In 1948, the Supreme Court ruled that five studios had monopolized the American film industry. Paramount, Warner Bros., MGM, RKO, and Fox owned the theaters that showed their own movies.
The court ordered them to sell.
For the next 72 years, the Paramount Consent Decrees kept the studios apart.
In August 2020, a federal judge terminated the decrees. The reasoning was that the market had changed beyond recognition.
Streaming had replaced theaters as the primary distribution channel. The studios were no longer dangerous monopolists. They were struggling incumbents.
Six years later, Paramount and Warner Bros. are merging. The deal is worth $111 billion including debt. The Justice Department approved it on June 12, 2026.

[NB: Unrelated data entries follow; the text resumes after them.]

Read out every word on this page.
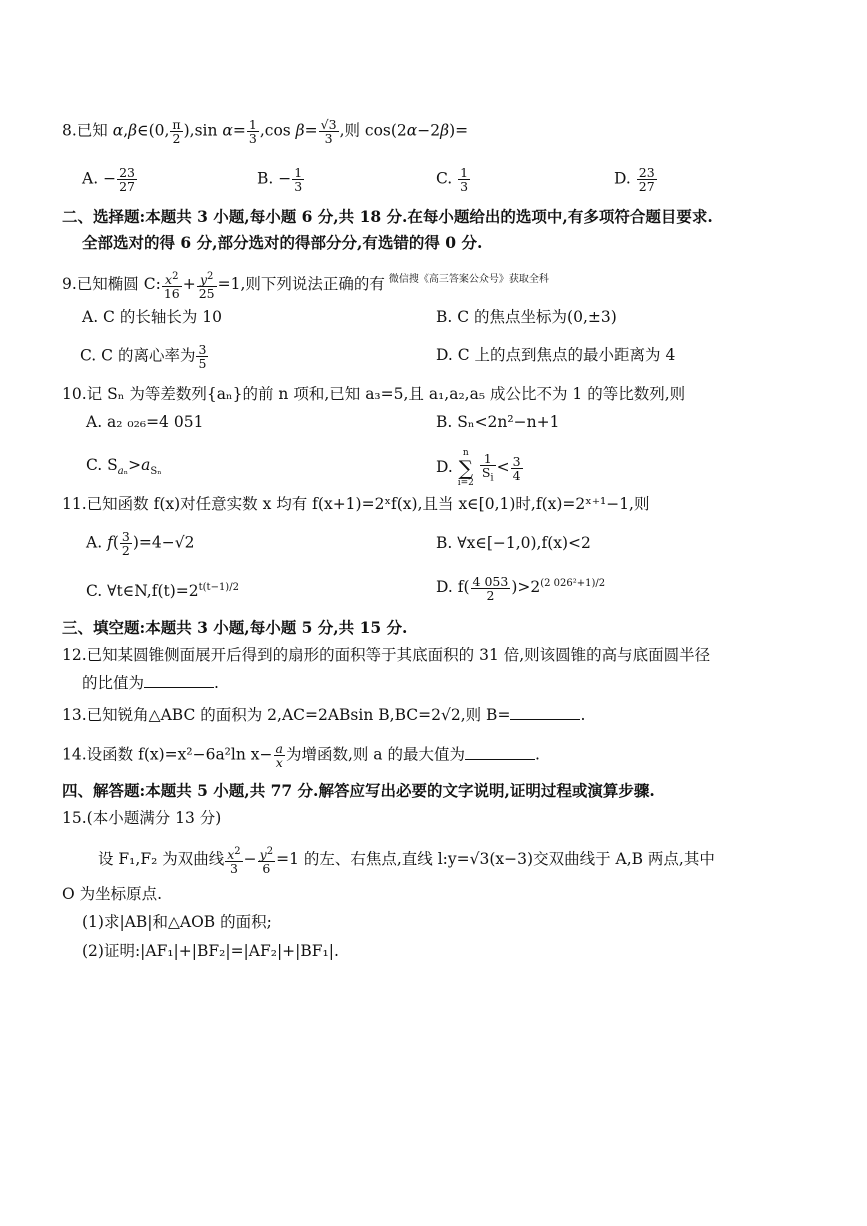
8.已知 α,β∈(0, $\frac{\pi}{2} ),\sin$ $\alpha= \frac{1}{3} ,\cos$ $\beta= \frac{√3}{3}$ ,则 cos(2α−2β)=
A. − $\frac{23}{27}$	B. − $\frac{1}{3}$	C. $\frac{1}{3}$	D. $\frac{23}{27}$
二、选择题:本题共 3 小题,每小题 6 分,共 18 分.在每小题给出的选项中,有多项符合题目要求.
全部选对的得 6 分,部分选对的得部分分,有选错的得 0 分.
9.已知椭圆 C: $\frac{x^2}{16} + \frac{y^2}{25} =1$,则下列说法正确的有 $^{微信搜《高三答案公众号》获取全科}$
A. C 的长轴长为 10	B. C 的焦点坐标为(0,±3)
C. C 的离心率为 $\frac{3}{5}$	D. C 上的点到焦点的最小距离为 4
10.记 Sₙ 为等差数列{aₙ}的前 n 项和,已知 a₃=5,且 a₁,a₂,a₅ 成公比不为 1 的等比数列,则
A. a₂ ₀₂₆=4 051	B. Sₙ<2n²−n+1
C. $S_{a_n}>a_{S_n}$	D. n
∑
$i=2 \frac{1}{S_i} < \frac{3}{4}$
11.已知函数 f(x)对任意实数 x 均有 f(x+1)=2ˣf(x),且当 x∈[0,1)时,f(x)=2ˣ⁺¹−1,则
A. $f( \frac{3}{2} )=4-√2$	B. ∀x∈[−1,0),f(x)<2
C. $\forall t\in N,f(t)=2^{t(t-1)/2}$	D. $f( \frac{4 053}{2} )>2^{(2 026^2+1)/2}$
三、填空题:本题共 3 小题,每小题 5 分,共 15 分.
12.已知某圆锥侧面展开后得到的扇形的面积等于其底面积的 31 倍,则该圆锥的高与底面圆半径
的比值为	.
13.已知锐角△ABC 的面积为 2,AC=2ABsin B,BC=2√2,则 B=	.
14.设函数 f(x)=x²−6a²ln $x- \frac{a}{x}$ 为增函数,则 a 的最大值为	.
四、解答题:本题共 5 小题,共 77 分.解答应写出必要的文字说明,证明过程或演算步骤.
15.(本小题满分 13 分)
设 F₁,F₂ 为双曲线 $\frac{x^2}{3} - \frac{y^2}{6} =1$ 的左、右焦点,直线 l:y=√3(x−3)交双曲线于 A,B 两点,其中
O 为坐标原点.
(1)求|AB|和△AOB 的面积;
(2)证明:|AF₁|+|BF₂|=|AF₂|+|BF₁|.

Two of the five studios that the Supreme Court forced apart are coming back together voluntarily. Not because they are too powerful, but because they are too weak to survive alone.

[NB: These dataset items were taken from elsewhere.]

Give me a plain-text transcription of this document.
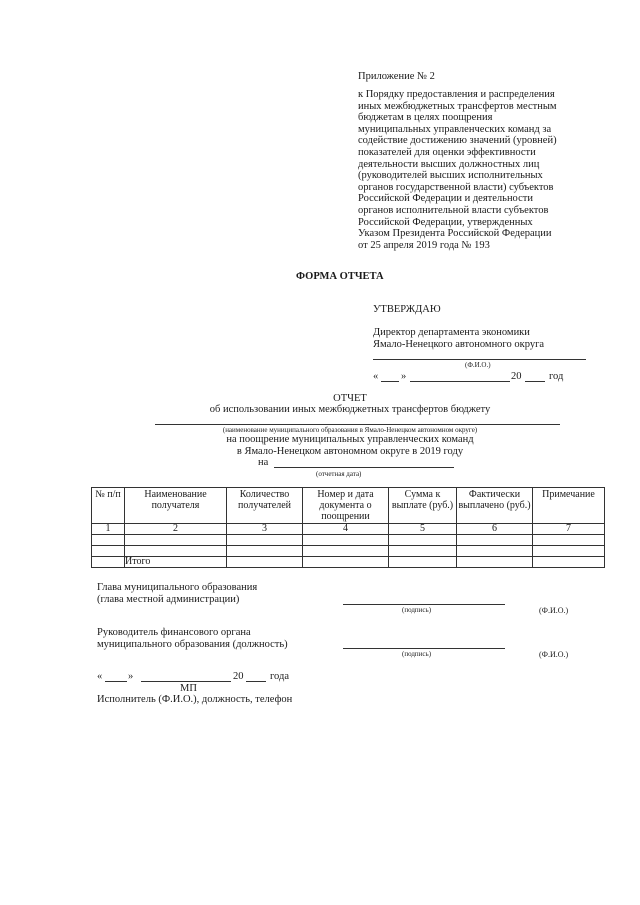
Приложение № 2
к Порядку предоставления и распределения
иных межбюджетных трансфертов местным
бюджетам в целях поощрения
муниципальных управленческих команд за
содействие достижению значений (уровней)
показателей для оценки эффективности
деятельности высших должностных лиц
(руководителей высших исполнительных
органов государственной власти) субъектов
Российской Федерации и деятельности
органов исполнительной власти субъектов
Российской Федерации, утвержденных
Указом Президента Российской Федерации
от 25 апреля 2019 года № 193
ФОРМА ОТЧЕТА
УТВЕРЖДАЮ
Директор департамента экономики
Ямало-Ненецкого автономного округа
(Ф.И.О.)
« »	20	год
ОТЧЕТ
об использовании иных межбюджетных трансфертов бюджету
(наименование муниципального образования в Ямало-Ненецком автономном округе)
на поощрение муниципальных управленческих команд
в Ямало-Ненецком автономном округе в 2019 году
на
(отчетная дата)
№ п/п	Наименование получателя	Количество получателей	Номер и дата документа о поощрении	Сумма к выплате (руб.)	Фактически выплачено (руб.)	Примечание
1	2	3	4	5	6	7

	Итого					
Глава муниципального образования
(глава местной администрации)
(подпись)	(Ф.И.О.)
Руководитель финансового органа
муниципального образования (должность)
(подпись)	(Ф.И.О.)
« »	20	года
МП
Исполнитель (Ф.И.О.), должность, телефон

It’s a familiar story. Regulation is often designed to solve a specific market structure problem (monopoly power, natural monopoly characteristics, or high barriers to entry).
Over time, technology, globalization, new business models, and substitute products can eliminate the original source of market power. Regulations that once made sense may then become unnecessary, counterproductive, or even protective of incumbents.
In the case of the studios, massive changes in the video and movie business make older restrictions unnecessary.
Television was an alternative to “going to the movies, and therefore a threat. But studios discovered:
TV licensing created new revenue
Old film libraries became valuable assets
Syndication emerged as a lucrative business.
The additional changes in distribution (cable TV, home video, streaming) likewise emphasized the role of content ownership and creation for studios, even as new distributors emerged to capture value.
Among the new issues with streaming is the importance of distribution versus “discovery,” as “scarcity value” migrates.
Frequently, the substitute products and competitors come from “outside” an industry’s chosen domain.
Perhaps the classic example is railroads believing they were in the trains business, when they were actually in the transportation business. The substitutes did not come from inside the “railroad” business but from outside.
Each major distribution innovation created new winners, weakened existing gatekeepers, and shifted where revenue accumulated:
broadcast television
cable television
home video
DVD
streaming.
The point is that “where” monopoly danger exists will shift with time. And so must the regulatory concern. Emerging industries might need one pattern. Declining industries virtually always need another: preventing concentration early; encouraging it in the industry decline phase.